Chamado o ministro das Finanças ao Parlamento, para explicar estas reduções de impostos de valores duvidosos, optou por não comparecer. Preferiu enviar-se para Washington, para uma reunião habitual do Fundo Monetário Internacional, onde um secretário de Estado seria uma presença mais do que adequada e talvez até excessiva. No Parlamento, do qual este governo depende mais do que qualquer outro dos governos recentes, ficou um ministro dos Assuntos Parlamentares, a ler um papel, e a tentar explicar o inexplicável: afinal o governo prefere baixar impostos às empresas do que às pessoas e nem sequer acentua, de forma especialmente sensível, a redução do IRS que já havia sido decidida pelo Governo e pela composição do parlamento anteriores. Espera-se apenas que, atendendo à redução de cobrança de receita, o ministro das Finanças tenha atravessado o Atlântico em económica e não em executiva, pelo menos para dar o exemplo. Até porque vai precisar de todos os euros que poupe para cumprir as suas promessas eleitorais.

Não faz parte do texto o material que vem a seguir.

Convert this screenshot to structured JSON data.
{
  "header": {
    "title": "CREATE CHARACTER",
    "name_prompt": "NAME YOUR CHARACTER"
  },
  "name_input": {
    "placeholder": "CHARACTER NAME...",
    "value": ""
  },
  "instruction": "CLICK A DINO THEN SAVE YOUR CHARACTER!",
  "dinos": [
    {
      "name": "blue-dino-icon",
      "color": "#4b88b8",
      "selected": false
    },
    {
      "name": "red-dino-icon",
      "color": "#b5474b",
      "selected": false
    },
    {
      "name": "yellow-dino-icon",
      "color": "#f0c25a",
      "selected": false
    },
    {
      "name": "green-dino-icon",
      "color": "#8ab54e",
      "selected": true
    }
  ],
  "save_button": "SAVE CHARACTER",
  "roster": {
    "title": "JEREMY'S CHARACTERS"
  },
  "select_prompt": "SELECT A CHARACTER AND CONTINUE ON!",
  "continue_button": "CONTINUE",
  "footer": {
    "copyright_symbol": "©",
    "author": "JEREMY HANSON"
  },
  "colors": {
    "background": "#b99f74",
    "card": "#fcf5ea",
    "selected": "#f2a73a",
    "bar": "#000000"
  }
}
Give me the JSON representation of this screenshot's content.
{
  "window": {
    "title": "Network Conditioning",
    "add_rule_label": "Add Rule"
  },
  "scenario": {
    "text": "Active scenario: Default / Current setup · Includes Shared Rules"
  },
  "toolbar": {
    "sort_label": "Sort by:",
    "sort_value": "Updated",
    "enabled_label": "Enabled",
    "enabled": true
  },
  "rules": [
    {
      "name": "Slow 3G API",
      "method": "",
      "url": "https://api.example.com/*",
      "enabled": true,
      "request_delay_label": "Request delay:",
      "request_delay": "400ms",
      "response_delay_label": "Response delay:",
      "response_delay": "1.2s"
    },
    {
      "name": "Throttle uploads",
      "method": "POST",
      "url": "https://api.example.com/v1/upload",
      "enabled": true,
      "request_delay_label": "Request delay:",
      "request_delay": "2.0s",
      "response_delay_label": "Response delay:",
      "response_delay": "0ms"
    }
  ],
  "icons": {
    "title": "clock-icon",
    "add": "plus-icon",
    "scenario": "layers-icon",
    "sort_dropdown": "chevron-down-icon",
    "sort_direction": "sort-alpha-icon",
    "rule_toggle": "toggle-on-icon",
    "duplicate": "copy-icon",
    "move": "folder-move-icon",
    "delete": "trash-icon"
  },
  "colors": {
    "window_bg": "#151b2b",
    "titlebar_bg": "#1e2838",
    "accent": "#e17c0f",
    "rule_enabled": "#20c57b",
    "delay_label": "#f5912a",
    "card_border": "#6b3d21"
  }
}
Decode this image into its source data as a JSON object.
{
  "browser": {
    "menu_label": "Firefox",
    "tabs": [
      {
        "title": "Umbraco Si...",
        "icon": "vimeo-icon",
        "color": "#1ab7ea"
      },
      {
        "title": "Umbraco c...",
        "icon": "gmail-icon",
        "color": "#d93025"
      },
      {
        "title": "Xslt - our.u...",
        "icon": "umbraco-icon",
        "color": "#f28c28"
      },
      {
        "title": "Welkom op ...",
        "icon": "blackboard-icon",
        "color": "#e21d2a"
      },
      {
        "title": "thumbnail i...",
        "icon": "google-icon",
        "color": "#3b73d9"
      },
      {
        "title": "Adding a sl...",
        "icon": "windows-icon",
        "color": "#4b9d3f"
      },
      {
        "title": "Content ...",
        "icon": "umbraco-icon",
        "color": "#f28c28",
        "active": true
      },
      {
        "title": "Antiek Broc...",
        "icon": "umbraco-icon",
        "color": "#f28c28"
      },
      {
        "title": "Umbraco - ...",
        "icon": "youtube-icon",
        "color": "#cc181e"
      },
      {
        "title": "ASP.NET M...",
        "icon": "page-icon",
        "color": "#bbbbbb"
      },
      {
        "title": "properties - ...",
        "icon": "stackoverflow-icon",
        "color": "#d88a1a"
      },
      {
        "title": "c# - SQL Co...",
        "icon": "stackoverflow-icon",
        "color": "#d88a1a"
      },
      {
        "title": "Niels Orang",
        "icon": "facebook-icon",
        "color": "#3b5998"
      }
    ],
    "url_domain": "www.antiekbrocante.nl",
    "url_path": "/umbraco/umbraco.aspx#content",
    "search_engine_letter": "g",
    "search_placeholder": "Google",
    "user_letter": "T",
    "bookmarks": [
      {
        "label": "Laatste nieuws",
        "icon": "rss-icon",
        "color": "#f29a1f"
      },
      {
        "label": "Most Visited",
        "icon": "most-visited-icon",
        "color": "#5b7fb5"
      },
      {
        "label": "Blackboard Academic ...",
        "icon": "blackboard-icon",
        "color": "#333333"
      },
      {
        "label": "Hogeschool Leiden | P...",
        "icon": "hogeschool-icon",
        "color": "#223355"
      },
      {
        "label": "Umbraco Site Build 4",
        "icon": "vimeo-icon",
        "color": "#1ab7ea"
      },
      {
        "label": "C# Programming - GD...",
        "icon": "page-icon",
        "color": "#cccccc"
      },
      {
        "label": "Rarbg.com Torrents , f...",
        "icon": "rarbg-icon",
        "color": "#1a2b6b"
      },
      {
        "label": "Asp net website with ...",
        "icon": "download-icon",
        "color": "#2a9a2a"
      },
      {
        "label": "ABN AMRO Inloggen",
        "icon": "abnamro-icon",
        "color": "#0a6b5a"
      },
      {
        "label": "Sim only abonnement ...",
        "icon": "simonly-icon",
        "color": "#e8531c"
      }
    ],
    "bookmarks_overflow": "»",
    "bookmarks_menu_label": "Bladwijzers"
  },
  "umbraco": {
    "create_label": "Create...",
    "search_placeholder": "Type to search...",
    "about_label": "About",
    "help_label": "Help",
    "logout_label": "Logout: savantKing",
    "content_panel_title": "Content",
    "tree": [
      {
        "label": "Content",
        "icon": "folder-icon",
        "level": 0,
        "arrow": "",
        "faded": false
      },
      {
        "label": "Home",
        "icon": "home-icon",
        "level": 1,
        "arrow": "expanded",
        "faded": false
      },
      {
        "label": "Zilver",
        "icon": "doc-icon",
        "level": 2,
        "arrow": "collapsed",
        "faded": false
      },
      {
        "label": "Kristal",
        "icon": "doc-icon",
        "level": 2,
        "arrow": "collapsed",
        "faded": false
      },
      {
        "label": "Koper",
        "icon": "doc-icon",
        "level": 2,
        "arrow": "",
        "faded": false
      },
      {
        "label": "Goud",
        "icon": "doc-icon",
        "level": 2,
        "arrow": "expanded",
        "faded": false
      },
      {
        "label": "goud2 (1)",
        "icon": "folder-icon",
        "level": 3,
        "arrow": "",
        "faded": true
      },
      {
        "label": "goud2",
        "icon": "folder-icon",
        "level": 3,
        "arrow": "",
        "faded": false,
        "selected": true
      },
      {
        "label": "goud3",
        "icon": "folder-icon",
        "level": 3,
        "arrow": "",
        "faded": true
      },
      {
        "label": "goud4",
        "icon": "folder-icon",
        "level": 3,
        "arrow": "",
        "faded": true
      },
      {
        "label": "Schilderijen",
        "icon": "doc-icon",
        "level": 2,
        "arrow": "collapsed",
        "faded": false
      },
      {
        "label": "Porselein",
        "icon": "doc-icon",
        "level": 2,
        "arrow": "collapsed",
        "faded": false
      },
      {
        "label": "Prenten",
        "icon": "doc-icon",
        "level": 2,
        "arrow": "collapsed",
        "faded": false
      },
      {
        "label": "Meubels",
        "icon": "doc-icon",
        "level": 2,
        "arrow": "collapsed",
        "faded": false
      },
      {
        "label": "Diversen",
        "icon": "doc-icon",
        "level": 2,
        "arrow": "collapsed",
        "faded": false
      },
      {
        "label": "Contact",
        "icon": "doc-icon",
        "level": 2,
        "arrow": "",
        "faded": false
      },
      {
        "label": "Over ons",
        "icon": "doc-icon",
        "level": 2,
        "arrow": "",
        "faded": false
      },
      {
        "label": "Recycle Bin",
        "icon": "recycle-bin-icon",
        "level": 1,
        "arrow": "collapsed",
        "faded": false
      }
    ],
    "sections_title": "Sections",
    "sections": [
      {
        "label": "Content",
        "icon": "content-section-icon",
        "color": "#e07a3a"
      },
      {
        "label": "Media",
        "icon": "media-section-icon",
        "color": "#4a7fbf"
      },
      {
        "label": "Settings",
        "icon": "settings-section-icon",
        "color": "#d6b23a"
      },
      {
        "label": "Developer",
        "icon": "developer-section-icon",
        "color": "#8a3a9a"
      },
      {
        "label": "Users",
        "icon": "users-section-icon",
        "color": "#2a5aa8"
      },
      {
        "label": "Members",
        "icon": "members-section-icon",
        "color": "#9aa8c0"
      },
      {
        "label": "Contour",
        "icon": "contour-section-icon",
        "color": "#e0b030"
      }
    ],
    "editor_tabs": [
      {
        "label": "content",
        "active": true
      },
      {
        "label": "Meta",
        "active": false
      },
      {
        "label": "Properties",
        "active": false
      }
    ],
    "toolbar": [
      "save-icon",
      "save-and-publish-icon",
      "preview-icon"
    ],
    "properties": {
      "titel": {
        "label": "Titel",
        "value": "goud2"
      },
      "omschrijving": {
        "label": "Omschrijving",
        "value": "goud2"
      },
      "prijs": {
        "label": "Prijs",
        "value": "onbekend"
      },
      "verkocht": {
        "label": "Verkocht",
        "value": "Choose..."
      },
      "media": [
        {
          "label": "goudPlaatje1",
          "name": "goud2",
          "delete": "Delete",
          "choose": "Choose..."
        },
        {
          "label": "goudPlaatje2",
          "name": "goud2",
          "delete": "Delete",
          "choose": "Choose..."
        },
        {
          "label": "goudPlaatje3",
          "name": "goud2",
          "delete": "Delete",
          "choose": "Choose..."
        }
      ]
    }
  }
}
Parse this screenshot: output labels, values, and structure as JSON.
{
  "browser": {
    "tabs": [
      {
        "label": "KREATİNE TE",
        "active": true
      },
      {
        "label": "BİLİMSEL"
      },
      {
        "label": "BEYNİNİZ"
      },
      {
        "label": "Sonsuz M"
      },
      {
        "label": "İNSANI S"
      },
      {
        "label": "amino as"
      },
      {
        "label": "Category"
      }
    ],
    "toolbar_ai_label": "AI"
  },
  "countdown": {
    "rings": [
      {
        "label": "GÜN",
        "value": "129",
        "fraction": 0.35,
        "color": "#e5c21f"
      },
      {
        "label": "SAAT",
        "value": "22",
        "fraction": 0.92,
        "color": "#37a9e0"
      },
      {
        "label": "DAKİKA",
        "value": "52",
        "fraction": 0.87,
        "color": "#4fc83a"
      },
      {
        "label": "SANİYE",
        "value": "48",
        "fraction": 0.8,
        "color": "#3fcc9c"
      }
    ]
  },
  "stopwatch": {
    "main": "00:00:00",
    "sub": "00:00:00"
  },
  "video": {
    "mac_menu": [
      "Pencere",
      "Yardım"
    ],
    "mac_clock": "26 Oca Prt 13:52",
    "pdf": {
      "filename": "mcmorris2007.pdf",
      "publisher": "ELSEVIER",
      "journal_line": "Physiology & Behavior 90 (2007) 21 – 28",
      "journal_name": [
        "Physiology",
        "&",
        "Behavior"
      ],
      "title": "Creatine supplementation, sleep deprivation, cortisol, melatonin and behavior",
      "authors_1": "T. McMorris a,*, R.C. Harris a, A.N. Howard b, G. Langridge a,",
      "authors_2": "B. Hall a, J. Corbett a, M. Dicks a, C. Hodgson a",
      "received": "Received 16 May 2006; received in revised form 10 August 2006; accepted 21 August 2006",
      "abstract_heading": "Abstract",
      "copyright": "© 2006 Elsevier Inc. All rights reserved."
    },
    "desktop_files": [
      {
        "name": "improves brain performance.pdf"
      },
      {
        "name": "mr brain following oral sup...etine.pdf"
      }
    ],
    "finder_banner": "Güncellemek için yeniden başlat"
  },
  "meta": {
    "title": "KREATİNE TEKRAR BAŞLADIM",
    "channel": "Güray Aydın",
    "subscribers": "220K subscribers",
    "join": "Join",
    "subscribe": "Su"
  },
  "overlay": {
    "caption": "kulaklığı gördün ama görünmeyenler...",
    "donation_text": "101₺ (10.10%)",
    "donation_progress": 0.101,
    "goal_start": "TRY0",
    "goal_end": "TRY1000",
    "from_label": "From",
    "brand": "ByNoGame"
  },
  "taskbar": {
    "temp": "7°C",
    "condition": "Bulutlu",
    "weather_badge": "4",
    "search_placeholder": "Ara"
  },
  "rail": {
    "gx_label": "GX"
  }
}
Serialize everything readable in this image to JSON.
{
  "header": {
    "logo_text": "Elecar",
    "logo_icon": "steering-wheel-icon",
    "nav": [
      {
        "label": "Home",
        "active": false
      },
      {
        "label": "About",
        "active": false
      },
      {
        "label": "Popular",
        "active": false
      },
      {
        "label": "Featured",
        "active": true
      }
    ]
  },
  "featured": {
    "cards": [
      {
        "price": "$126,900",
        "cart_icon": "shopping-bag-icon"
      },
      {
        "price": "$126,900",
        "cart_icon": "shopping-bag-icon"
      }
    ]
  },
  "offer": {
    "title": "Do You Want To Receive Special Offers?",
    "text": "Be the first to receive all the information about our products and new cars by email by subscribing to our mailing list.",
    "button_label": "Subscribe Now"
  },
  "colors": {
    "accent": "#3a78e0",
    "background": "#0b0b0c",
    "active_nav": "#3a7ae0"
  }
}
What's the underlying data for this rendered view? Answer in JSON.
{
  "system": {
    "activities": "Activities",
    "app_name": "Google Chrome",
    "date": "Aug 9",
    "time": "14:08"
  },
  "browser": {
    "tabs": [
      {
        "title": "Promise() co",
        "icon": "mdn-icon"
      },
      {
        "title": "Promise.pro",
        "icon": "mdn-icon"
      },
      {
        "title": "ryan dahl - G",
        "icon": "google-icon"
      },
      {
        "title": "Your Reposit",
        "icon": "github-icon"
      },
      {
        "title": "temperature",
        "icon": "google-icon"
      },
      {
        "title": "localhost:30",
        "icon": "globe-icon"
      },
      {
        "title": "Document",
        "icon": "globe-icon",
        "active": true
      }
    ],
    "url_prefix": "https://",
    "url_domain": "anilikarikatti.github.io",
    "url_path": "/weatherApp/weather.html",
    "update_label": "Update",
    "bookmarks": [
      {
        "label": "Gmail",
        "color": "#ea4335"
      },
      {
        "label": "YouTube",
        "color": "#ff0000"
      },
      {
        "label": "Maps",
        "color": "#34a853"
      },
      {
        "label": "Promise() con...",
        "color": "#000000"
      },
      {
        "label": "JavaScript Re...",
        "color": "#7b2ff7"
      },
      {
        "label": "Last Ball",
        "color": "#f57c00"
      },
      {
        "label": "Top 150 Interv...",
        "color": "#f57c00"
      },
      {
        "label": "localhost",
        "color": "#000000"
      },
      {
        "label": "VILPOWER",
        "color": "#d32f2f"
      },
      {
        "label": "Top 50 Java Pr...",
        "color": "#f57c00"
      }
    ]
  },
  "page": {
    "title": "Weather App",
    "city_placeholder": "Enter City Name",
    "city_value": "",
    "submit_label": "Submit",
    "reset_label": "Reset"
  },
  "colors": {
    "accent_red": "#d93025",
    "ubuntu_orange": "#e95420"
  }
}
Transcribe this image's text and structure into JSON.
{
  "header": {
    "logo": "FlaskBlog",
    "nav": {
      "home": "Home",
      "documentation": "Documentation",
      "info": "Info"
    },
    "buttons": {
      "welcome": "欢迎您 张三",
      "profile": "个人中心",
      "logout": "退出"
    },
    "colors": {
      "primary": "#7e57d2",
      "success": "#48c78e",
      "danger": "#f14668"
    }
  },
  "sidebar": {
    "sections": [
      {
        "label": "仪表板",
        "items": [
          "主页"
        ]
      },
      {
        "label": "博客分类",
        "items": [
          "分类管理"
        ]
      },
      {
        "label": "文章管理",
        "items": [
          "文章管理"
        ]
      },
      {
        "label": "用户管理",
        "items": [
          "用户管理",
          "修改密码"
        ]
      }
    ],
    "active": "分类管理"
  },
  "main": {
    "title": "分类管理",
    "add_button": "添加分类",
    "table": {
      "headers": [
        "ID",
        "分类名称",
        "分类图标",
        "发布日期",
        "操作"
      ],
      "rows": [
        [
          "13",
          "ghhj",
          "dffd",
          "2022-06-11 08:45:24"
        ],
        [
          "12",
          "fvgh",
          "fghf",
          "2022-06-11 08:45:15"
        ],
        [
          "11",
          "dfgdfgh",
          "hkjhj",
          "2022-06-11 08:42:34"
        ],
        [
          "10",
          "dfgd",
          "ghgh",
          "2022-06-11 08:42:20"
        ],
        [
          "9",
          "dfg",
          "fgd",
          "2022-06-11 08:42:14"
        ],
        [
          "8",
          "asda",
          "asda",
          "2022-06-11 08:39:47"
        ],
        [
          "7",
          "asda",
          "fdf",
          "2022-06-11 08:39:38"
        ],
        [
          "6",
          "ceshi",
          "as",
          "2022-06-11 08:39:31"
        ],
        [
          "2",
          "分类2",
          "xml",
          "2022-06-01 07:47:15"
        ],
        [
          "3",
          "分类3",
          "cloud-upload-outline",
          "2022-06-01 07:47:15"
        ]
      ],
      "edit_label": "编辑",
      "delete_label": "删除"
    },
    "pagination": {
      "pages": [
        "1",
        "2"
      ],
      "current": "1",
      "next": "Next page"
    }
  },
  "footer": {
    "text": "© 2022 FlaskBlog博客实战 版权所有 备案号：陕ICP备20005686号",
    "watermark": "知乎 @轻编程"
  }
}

No mesmo dia, soube-se que uma nomeada por si para sua adjunta, com um extenso currículo de nomeação para cargos públicos regionais de relevo na Madeira, e arguida e acusada num processo de fraude com fundos europeus, afinal, posto de novo em público o seu currículo, “declinou aceitar” a nomeação. Acho mal: sabe-se bem, à saciedade, que a condição de arguido é uma circunstância pelos vistos normal de quem se dedica também à vida pública, que se arrasta por longos anos e que lhe permite até processualmente defender-se de forma mais adequada. Se uma mera adjunta se demite, no dia da nomeação, por ser arguida numa investigação criminal, onde afirma que não teve qualquer intervenção na alegada prática criminosa, está visto o que vai suceder em seguida... E não deixa de ser curioso o alto critério do PSD na indicação para funções públicas: para adjunta de ministro não serve graças ao Correio da Manhã, o cargo mais desgraçado em termos salariais e de quotidiano, habitualmente reservado a jovens em início de carreira, os únicos que aturam de bom grado o salário e a agenda. Para, na mesma condição de visada num processo-crime, ter sido deputada, vice-presidente do governo regional da Madeira e dirigente máxima de uma empresa pública durante 12 anos, já não havia então qualquer problema...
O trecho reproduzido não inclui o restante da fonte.